GSoc Lessons: Part Deux: The Arms Race

Published on Wednesday, December 4, 2013
Tags: community, GSoC, Mozilla

This post title might be a little excessive, but I’ll blame The Sum of All Fears that I was watching last night. This is the second part of a set of posts about ideas I heard at the Google Summer of Code 2013 Mentor Summit (you can read the first part about the application process).

This will explore an interesting anecdote I heard about the interaction between applicants from another organization that, on reflection, seemed to resonate somewhat with what I had seen in my corner of the Mozilla community.

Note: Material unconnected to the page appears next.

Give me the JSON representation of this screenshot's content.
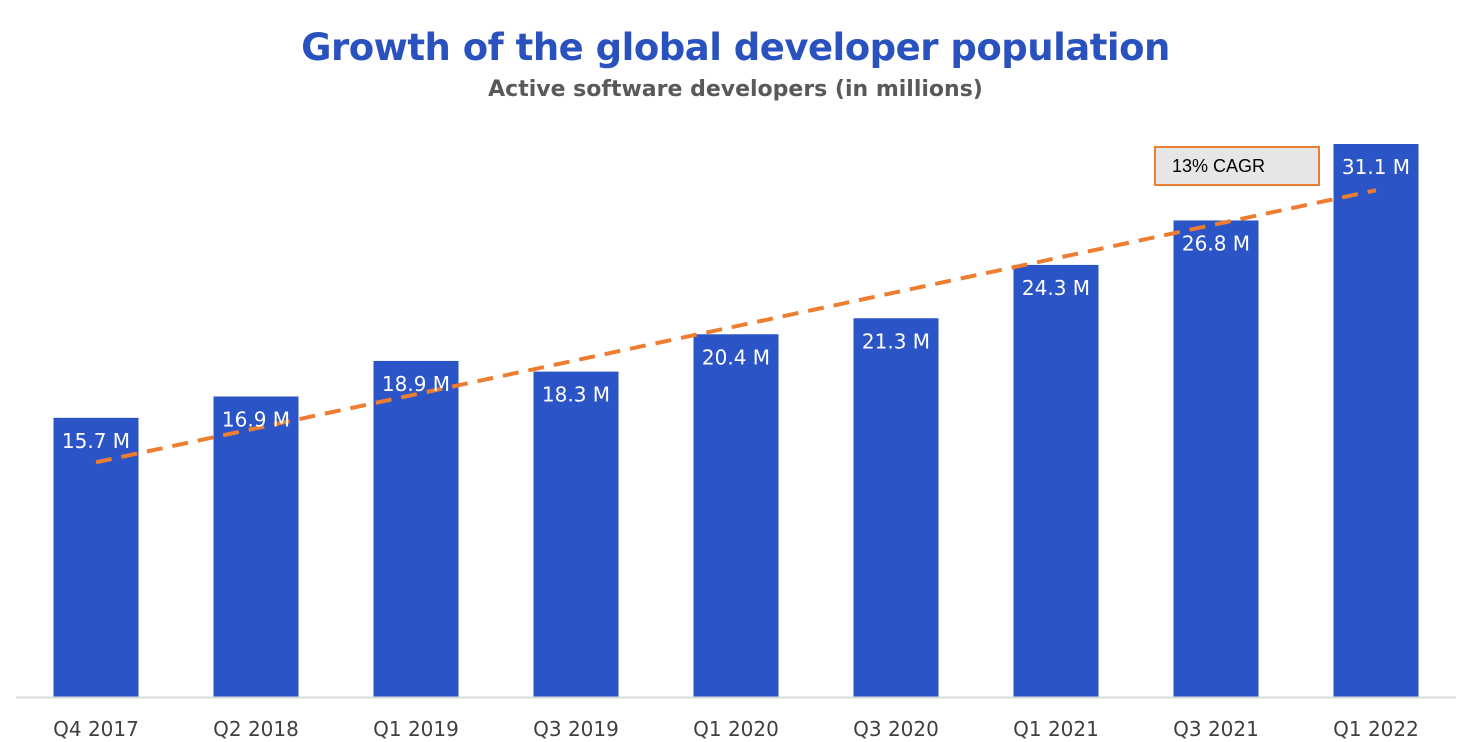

The organization these students were applying to required patches to be fixed for a student’s application to be accepted (as discussed in my previous post). For a particular project there existed multiple highly motivated and skilled students, but only one slot. Thus, a “patch race” of sorts occurred where the students competed by continually providing more patches that were increasingly complex. (Note that this wasn’t a in response to a challenge from community members, it was a spontaneous situation.) Once a single student started to submit extra patches the other students felt they must also submit more patches to be considered equal/superior (hence my allusion to an “arms race“). Interestingly, they would also sometimes work on the same bug in a sort of race to see who could fix it first.

There’s a couple things I took away from this:

  1. Great, the project just had a lot of things fixed!
  2. The students were investing escalating amounts of time during the application phase.
  3. The students were not working in an open manner.

I won’t really expand much more about the first point, it’s always good to fix things.

Although submitting patches might showcase a student’s skill, it also relates to how much time the student is willing and able to put into the application period. This, in particular, matters since different areas of the world end their school year at different times. A student that has already finished his semester during the application period may have a lot of free time to attempt to get a GSoC slot (but will most likely not have as much time during the actual summer!) This something that mentors should keep in mind while reviewing applications.

A downside of increasing amounts of time invested is that the rejection is that much harder for both the mentor (especially if the student is now part of the community!), as well as for the student who has now vested a large amount of time in the project.

The realization that actually upset me, however, is that these students were not working in an open manner! Instead of collaborating, they were competing! To me, this would set off a very poor tone for the rest of GSoC. In fact, one of the biggest challenges I’ve had with GSoC students is getting them to work in the open (i.e. “show me the code”, anyone in #instantbird is probably tired of hearing me say that).

At this point you might think this is a hypothetical case I made up! Upon letting it sink in and reflecting on it…I realized I had actually seen similar situations during the application periods I’ve been involved with. This year, we found a bug in Instantbird’s IRC code (CTCP quoting and dequoting); after referencing some specifications, I was pretty quickly able to figure out the vague areas where people should look for a fix. A couple of GSoC students in the room started looking into it and exhibited a greatly reduced form of the behavior I discussed above. The students were sharing information, but were not comfortable sharing code. Unfortunately, this led to some very vague questions which I was unable to answer (or answered incorrectly) and led to me coining my catchphrase from above.

I by no means think this reflects poorly on our students! I think this is some what natural and expected for most students unfamiliar with open development. (Extrapolating from my experiences in school…) Students generally work individually (or in small groups) on projects and are directly competing for grades (at least if the course is graded on a curve). This would foster a sense of competition as opposed to cooperation! Luckily the students working with us understood (with very little prompting, I might add!) that we’d prefer they work together and help each other. We were able to successfully fix the dequoting bug (which then caused a bug in the quoting code to be visible…sigh…).

My short take away from all this: remember that students are not yet a community and they’re competing with each other until they’ve been accepted. (And that they’re used to competing, e.g. homework and exams, not collaborating!) I don’t really know whether I feel the above situation is good or bad, but it’s certainly an interesting effect from the way the GSoC process works.